6th Annual Public Health Information Network Conference: Collaborative and Open Source Software Development: NCI caBIG™ a Case Study

Collaborative and Open Source Software Development: NCI caBIG™ a Case Study

Tuesday, August 26, 2008: 4:10 PM
International E
Himanso Sahni, MS, Computer, Science , Health Solutions, Science Applications International Corporation (SAIC), Rockville, MD
Sharon Gaheen, MBA , Health Solutions, Science Applications International Corporation (SAIC), Rockville, MD
The NCI Center for Biomedical Informatics and Information Technology (CBIIT) has established formal software engineering processes which have evolved into a suite of open source tools that assist in the development of semantically interoperable systems.  These processes and supporting technologies have resulted in efficiencies in software development and importantly novel scientific discoveries through semantic integration.

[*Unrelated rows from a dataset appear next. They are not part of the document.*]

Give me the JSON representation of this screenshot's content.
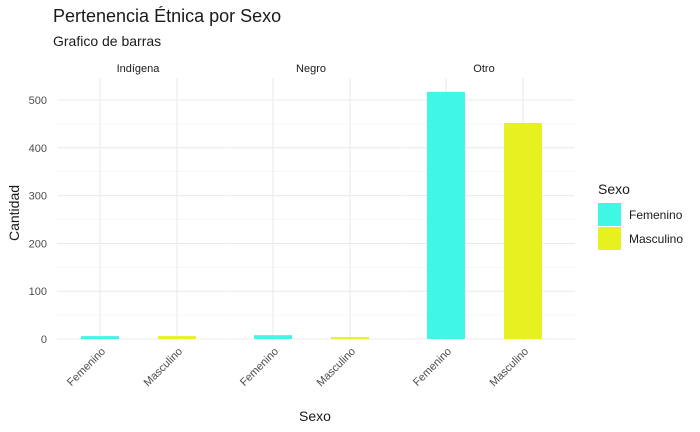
{
  "chart_data": {
    "type": "bar",
    "title": "Pertenencia Étnica por Sexo",
    "subtitle": "Grafico de barras",
    "xlabel": "Sexo",
    "ylabel": "Cantidad",
    "ylim": [
      0,
      540
    ],
    "y_ticks": [
      0,
      100,
      200,
      300,
      400,
      500
    ],
    "grid": true,
    "legend": {
      "title": "Sexo",
      "placement": "right",
      "entries": [
        {
          "label": "Femenino",
          "color": "#40F6E5"
        },
        {
          "label": "Masculino",
          "color": "#E6F11F"
        }
      ]
    },
    "categories": [
      "Femenino",
      "Masculino"
    ],
    "facets": [
      {
        "label": "Indígena",
        "values": [
          6,
          6
        ]
      },
      {
        "label": "Negro",
        "values": [
          8,
          4
        ]
      },
      {
        "label": "Otro",
        "values": [
          517,
          452
        ]
      }
    ]
  }
}
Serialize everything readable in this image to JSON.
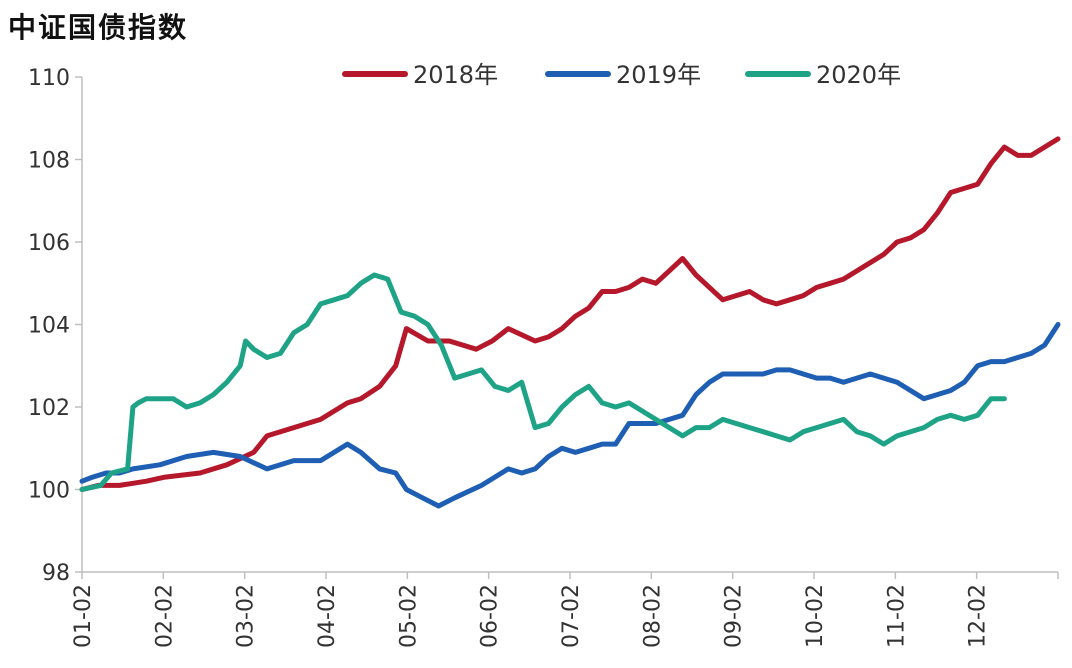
{
  "chart_data": {
    "type": "line",
    "title": "中证国债指数",
    "xlabel": "",
    "ylabel": "",
    "x_ticks": [
      "01-02",
      "02-02",
      "03-02",
      "04-02",
      "05-02",
      "06-02",
      "07-02",
      "08-02",
      "09-02",
      "10-02",
      "11-02",
      "12-02"
    ],
    "y_ticks": [
      98,
      100,
      102,
      104,
      106,
      108,
      110
    ],
    "ylim": [
      98,
      110
    ],
    "xlim": [
      1,
      365
    ],
    "legend_position": "top",
    "series": [
      {
        "name": "2018年",
        "color": "#b5172b",
        "x": [
          1,
          7,
          15,
          25,
          32,
          45,
          55,
          65,
          70,
          80,
          90,
          100,
          105,
          112,
          118,
          122,
          130,
          138,
          148,
          154,
          160,
          170,
          175,
          180,
          185,
          190,
          195,
          200,
          205,
          210,
          215,
          220,
          225,
          230,
          235,
          240,
          245,
          250,
          255,
          260,
          265,
          270,
          275,
          280,
          285,
          290,
          295,
          300,
          305,
          310,
          315,
          320,
          325,
          330,
          335,
          340,
          345,
          350,
          355,
          360,
          365
        ],
        "values": [
          100.0,
          100.1,
          100.1,
          100.2,
          100.3,
          100.4,
          100.6,
          100.9,
          101.3,
          101.5,
          101.7,
          102.1,
          102.2,
          102.5,
          103.0,
          103.9,
          103.6,
          103.6,
          103.4,
          103.6,
          103.9,
          103.6,
          103.7,
          103.9,
          104.2,
          104.4,
          104.8,
          104.8,
          104.9,
          105.1,
          105.0,
          105.3,
          105.6,
          105.2,
          104.9,
          104.6,
          104.7,
          104.8,
          104.6,
          104.5,
          104.6,
          104.7,
          104.9,
          105.0,
          105.1,
          105.3,
          105.5,
          105.7,
          106.0,
          106.1,
          106.3,
          106.7,
          107.2,
          107.3,
          107.4,
          107.9,
          108.3,
          108.1,
          108.1,
          108.3,
          108.5
        ]
      },
      {
        "name": "2019年",
        "color": "#1e5fb4",
        "x": [
          1,
          5,
          10,
          15,
          20,
          30,
          40,
          50,
          60,
          70,
          80,
          90,
          100,
          105,
          112,
          118,
          122,
          128,
          134,
          140,
          150,
          160,
          165,
          170,
          175,
          180,
          185,
          190,
          195,
          200,
          205,
          210,
          215,
          220,
          225,
          230,
          235,
          240,
          245,
          250,
          255,
          260,
          265,
          270,
          275,
          280,
          285,
          290,
          295,
          300,
          305,
          310,
          315,
          320,
          325,
          330,
          335,
          340,
          345,
          350,
          355,
          360,
          365
        ],
        "values": [
          100.2,
          100.3,
          100.4,
          100.4,
          100.5,
          100.6,
          100.8,
          100.9,
          100.8,
          100.5,
          100.7,
          100.7,
          101.1,
          100.9,
          100.5,
          100.4,
          100.0,
          99.8,
          99.6,
          99.8,
          100.1,
          100.5,
          100.4,
          100.5,
          100.8,
          101.0,
          100.9,
          101.0,
          101.1,
          101.1,
          101.6,
          101.6,
          101.6,
          101.7,
          101.8,
          102.3,
          102.6,
          102.8,
          102.8,
          102.8,
          102.8,
          102.9,
          102.9,
          102.8,
          102.7,
          102.7,
          102.6,
          102.7,
          102.8,
          102.7,
          102.6,
          102.4,
          102.2,
          102.3,
          102.4,
          102.6,
          103.0,
          103.1,
          103.1,
          103.2,
          103.3,
          103.5,
          104.0
        ]
      },
      {
        "name": "2020年",
        "color": "#1fa386",
        "x": [
          1,
          8,
          12,
          18,
          20,
          22,
          25,
          30,
          35,
          40,
          45,
          50,
          55,
          60,
          62,
          65,
          70,
          75,
          80,
          85,
          90,
          95,
          100,
          105,
          110,
          115,
          120,
          125,
          130,
          135,
          140,
          145,
          150,
          155,
          160,
          165,
          170,
          175,
          180,
          185,
          190,
          195,
          200,
          205,
          210,
          215,
          220,
          225,
          230,
          235,
          240,
          245,
          250,
          255,
          260,
          265,
          270,
          275,
          280,
          285,
          290,
          295,
          300,
          305,
          310,
          315,
          320,
          325,
          330,
          335,
          340,
          345
        ],
        "values": [
          100.0,
          100.1,
          100.4,
          100.5,
          102.0,
          102.1,
          102.2,
          102.2,
          102.2,
          102.0,
          102.1,
          102.3,
          102.6,
          103.0,
          103.6,
          103.4,
          103.2,
          103.3,
          103.8,
          104.0,
          104.5,
          104.6,
          104.7,
          105.0,
          105.2,
          105.1,
          104.3,
          104.2,
          104.0,
          103.5,
          102.7,
          102.8,
          102.9,
          102.5,
          102.4,
          102.6,
          101.5,
          101.6,
          102.0,
          102.3,
          102.5,
          102.1,
          102.0,
          102.1,
          101.9,
          101.7,
          101.5,
          101.3,
          101.5,
          101.5,
          101.7,
          101.6,
          101.5,
          101.4,
          101.3,
          101.2,
          101.4,
          101.5,
          101.6,
          101.7,
          101.4,
          101.3,
          101.1,
          101.3,
          101.4,
          101.5,
          101.7,
          101.8,
          101.7,
          101.8,
          102.2,
          102.2
        ]
      }
    ]
  }
}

Software engineering processes employ use case driven design methodologies, semantically annotated information modeling, service oriented development approaches, and test and deployment automation.  Common open source tools supporting these processes include model annotation and mapping tools, service (web and grid data services) generation tools, common security modules, and test and deployment dashboards.  Processes and tools involve the use of NCI’s data standards services including the cancer Data Standards Repository (caDSR) for metadata management and Enterprise Vocabulary Services (EVS) for common terminology.  Systems engineered using these tools and services are designed to connect to the NCI’s cancer Biomedical Informatics Grid (caBIG™) grid (caGrid). 

The use of common processes and open source tools is facilitating information sharing across the research enterprise via the development of interoperable systems.  Use of tools in each application is achieving engineering efficiencies of scale fostering the development of feature rich applications that focus on the science.  Re-use is also occurring at the feature level allowing scientific applications to re-use advanced visualization components and analytical services supporting high order analysis.

The presentation will focus on the evolution of the NCI CBIIT’s open source collaborative software environment supporting the caBIG™ program.  Case studies demonstrating the use of this environment in the development of integrative cancer research applications will be presented along with an overview of common tools and processes that can be re-used in the public health environment.